Meloni, la carta italiana per trattare con Trump
E allora, qual è la soluzione? Trump ha un suo stile nelle negoziazioni. Come prima cosa, tende a non riconoscere legittimità alla struttura burocratica dell’Ue. In secondo luogo è un “people’s man“. Lui dà, cioè, maggiore importanza alla persona rispetto a carica, ideologia o posizione. Ci ricordiamo tutti di “Giuseppi” ovviamente, e del feeling coi grillini. Ecco, il suo più stretto alleato in Europa è Viktor Orbán, ma non è realistico immaginare il premier ungherese da solo impegnato in una trattativa sui dazi.
La seconda in linea di simpatia è Giorgia Meloni, che ha tutte le carte in regola per questa difficile missione. Dai solidi rapporti con i conservatori e la destra religiosa americana ai buoni termini che ha con Ursula von der Leyen. L’Italia ha pochi settori criticamente esposti, come visto, e di certo non fa paura come la Germania.
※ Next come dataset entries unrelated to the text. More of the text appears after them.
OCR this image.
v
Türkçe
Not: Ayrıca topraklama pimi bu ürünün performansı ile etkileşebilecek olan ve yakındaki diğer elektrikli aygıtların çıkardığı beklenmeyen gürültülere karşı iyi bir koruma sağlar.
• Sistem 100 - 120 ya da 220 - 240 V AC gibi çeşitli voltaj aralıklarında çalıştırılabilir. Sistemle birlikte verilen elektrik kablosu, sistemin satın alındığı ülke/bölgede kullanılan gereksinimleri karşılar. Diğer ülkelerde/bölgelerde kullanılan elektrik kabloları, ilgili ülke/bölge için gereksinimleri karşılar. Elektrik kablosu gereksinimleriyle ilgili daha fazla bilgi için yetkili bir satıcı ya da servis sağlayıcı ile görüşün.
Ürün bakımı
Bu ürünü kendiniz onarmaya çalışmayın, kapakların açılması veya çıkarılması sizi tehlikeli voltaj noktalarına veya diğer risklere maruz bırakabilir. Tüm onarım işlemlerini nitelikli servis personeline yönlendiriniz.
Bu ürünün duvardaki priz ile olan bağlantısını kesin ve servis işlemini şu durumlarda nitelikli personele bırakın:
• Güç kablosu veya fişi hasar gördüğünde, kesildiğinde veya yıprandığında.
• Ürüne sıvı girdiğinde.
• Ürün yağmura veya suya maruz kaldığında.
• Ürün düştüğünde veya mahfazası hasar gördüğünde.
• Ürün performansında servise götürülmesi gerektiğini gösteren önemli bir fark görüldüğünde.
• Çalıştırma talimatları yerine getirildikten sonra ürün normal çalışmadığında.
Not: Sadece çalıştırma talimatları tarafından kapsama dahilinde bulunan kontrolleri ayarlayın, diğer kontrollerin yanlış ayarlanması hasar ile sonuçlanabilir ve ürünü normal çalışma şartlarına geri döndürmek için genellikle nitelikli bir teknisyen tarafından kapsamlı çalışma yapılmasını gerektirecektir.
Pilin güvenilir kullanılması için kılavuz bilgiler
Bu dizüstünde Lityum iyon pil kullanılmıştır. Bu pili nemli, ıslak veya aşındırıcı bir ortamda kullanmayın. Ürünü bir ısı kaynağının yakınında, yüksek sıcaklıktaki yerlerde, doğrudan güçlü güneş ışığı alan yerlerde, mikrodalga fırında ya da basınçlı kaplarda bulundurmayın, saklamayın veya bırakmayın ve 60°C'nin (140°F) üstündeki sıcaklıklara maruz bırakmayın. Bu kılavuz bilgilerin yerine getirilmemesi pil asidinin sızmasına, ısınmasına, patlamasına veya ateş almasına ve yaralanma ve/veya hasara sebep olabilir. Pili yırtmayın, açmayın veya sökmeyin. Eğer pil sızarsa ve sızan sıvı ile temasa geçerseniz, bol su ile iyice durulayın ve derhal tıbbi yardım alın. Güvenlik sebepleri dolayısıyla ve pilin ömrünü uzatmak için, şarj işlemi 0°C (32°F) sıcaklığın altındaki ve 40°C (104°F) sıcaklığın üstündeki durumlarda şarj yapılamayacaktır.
Inoltre, Meloni è la leader più salda del continente: in Francia domina una fragile coabitazione, in Spagna Pedro Sánchez dipende dagli indipendentisti catalani, e in Germania Olaf Scholz è già un leader zoppicante. Questa posizione le conferisce una doppia legittimità: è forte in patria e credibile sul piano internazionale. Inoltre, ha già dimostrato di saper prendere decisioni difficili e dire no quando necessario.